In this study, we collected 12 targets of CALML5, including TGM3, PDE1C, and CASP14. Smirnov et al. [30] showed that TGM3 is absent in melanocytes as well as SKCM samples and that the expression pattern of TGM3 renders it a potential specific marker for basal cell carcinoma diagnosis. Hu et al. [31] reported that TGM3 controls multiple oncogenic pathways in hepatocellular carcinoma (HCC), contributing to increased cell proliferation and epithelial–mesenchymal transition (EMT). TGM3 also potentially enhances HCC metastasis. TGM3 may serve as a novel therapeutic target in HCC. Wu et al. [32] found that PDE1C is associated with SKCM development. Shimizu et al. found that PDE1C messenger RNA is expressed and may play an important role in human malignant SKCM melanoma-associated antigen cells. Chen et al. [33] reported that CASP14 might be a potential biomarker for gastric cancer diagnosis and an independent prognostic factor of gastric cancer. These results indicate that TGM3 may be an important target gene for SKCM treatment. Thus, CALML5 may play an important role in SKCM metastasis and promote SKCM occurrence and development, so CALML5 may become a potential target for the treatment of SKCM metastasis in the future.

Another calmodulin-like protein, CALML3, is a tumor suppressor gene, which significantly inhibits liver cancer growth and lung metastasis. CALML3 is a gene with “early warning” value for liver cancer and lung metastasis, and it is expected to become a new marker for early diagnosis of lung metastasis of liver cancer and a new target for inhibiting liver cancer growth and lung metastasis [34]. These findings show that CALML3 may be closely related to SKCM metastasis and prognosis, and that it has certain clinical significance for the prediction of SKCM and its prognosis.

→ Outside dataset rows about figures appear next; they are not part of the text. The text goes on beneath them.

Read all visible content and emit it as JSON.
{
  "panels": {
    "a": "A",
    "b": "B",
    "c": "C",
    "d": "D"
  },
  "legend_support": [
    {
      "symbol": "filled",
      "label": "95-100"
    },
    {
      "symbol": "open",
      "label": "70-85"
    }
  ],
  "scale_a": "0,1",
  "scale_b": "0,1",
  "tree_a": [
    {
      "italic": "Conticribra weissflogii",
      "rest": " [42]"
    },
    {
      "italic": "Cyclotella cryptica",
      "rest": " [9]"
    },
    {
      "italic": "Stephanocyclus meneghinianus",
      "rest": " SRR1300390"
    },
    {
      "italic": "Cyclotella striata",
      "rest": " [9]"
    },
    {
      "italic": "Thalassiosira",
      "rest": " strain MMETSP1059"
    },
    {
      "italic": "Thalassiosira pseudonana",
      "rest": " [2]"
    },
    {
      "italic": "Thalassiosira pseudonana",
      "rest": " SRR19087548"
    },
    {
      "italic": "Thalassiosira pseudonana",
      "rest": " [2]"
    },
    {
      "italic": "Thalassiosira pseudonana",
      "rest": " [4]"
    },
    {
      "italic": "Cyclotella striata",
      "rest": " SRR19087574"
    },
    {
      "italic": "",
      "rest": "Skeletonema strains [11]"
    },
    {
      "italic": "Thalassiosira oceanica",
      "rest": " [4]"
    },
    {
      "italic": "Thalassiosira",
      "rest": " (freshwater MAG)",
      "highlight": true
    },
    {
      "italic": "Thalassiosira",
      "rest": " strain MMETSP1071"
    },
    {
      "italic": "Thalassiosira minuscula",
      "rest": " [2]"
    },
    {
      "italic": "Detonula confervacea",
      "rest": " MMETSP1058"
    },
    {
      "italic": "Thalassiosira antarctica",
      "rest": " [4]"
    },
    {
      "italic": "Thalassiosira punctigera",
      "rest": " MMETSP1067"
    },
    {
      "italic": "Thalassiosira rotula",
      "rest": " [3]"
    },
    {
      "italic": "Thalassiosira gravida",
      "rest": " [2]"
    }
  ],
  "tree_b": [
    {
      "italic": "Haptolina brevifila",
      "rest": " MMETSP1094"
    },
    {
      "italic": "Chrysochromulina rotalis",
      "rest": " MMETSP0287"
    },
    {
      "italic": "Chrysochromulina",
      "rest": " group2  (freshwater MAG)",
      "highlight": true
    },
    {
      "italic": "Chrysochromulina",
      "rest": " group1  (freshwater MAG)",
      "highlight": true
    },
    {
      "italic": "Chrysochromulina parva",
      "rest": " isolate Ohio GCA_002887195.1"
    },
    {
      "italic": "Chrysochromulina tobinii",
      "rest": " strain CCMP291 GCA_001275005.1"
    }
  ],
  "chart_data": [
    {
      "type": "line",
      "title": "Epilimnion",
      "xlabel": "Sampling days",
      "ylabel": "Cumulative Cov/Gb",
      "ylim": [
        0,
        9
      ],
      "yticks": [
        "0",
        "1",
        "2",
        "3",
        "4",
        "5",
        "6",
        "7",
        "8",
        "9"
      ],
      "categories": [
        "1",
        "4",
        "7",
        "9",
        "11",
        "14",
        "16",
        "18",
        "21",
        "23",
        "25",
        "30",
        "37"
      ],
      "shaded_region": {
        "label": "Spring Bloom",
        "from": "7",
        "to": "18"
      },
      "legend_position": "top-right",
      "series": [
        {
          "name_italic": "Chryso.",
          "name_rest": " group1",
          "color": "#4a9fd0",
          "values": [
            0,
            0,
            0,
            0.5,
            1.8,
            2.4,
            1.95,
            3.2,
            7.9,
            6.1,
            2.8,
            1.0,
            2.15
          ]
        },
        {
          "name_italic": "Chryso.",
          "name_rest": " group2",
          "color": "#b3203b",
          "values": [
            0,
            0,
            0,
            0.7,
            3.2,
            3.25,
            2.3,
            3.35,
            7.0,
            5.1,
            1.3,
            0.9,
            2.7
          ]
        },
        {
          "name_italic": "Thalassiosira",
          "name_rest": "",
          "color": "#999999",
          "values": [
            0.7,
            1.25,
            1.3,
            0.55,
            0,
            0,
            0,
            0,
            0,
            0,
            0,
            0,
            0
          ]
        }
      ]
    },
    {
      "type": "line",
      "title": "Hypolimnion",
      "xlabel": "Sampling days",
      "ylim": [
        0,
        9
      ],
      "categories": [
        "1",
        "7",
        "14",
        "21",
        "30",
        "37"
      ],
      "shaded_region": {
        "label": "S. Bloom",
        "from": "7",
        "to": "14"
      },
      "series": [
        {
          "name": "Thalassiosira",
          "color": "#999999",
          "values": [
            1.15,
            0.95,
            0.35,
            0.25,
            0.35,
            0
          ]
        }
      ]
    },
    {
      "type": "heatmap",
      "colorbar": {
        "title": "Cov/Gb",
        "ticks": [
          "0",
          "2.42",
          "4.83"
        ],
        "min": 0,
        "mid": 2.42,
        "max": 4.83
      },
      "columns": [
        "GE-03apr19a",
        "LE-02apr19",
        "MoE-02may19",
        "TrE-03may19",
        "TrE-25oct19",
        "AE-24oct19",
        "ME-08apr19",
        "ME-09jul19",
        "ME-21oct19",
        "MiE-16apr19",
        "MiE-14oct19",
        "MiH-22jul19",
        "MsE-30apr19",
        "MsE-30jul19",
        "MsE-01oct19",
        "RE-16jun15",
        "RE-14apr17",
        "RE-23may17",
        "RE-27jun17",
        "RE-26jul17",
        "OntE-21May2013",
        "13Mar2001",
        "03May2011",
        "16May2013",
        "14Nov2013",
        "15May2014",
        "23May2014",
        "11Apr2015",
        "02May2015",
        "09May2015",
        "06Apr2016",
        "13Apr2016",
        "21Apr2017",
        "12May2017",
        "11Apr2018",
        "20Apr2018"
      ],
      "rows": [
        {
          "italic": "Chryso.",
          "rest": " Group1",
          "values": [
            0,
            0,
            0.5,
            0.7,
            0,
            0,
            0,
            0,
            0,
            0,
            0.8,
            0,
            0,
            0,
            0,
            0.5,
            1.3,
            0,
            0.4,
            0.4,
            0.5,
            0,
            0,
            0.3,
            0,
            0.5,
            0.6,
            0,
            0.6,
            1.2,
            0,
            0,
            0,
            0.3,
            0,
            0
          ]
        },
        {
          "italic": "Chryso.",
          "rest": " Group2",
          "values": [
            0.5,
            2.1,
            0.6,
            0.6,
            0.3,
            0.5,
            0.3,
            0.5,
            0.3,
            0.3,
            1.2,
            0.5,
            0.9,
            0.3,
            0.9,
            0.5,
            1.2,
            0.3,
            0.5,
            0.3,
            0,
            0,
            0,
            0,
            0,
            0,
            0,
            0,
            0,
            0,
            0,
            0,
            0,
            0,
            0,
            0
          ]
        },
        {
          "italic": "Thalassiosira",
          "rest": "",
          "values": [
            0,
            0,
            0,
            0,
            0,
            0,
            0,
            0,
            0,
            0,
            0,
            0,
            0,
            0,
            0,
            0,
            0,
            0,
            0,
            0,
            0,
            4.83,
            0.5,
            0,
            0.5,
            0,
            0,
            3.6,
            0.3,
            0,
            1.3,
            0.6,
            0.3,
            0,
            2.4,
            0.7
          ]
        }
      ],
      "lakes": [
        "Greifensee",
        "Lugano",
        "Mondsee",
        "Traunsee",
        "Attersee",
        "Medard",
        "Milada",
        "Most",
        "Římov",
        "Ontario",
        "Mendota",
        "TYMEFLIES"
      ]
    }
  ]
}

Although we identified 11 feature DEGs related to SKCM metastasis, the detailed mechanisms have not yet been explored. For example, a further accurate classification with a large sample size and clinical information needs to identify SKCM metastatic and nonmetastatic patients. In addition, whether the 11 feature DEGs are involved in several molecular pathways, such as hsa04916: Melanogenesis, needs to be investigated. Corresponding experimental research is also needed to verify feature gene functions.

Conclusion

We identified 876 DEGs (353 downregulated and 523 upregulated) in the TCGA training dataset. In addition, 11 important prognostic-related feature DEGs, such as ZNF750, NLRP6, TGM3, CALML5, CD3G, and RTP5, may play an important role in SKCM metastasis. These DEGs are involved in 9 KEGG signaling pathways, such as the “hsa04916: Melanogenesis” pathway. Of the 11 feature DEGs, CALML5 is involved in the “hsa04916: Melanogenesis” pathway, 12 targets of which were collected, such as TGM3, PDE1C, and CASP14. This study provides new ideas for exploring the molecular mechanism underlying SKCM metastasis and finding new diagnostic prognostic markers.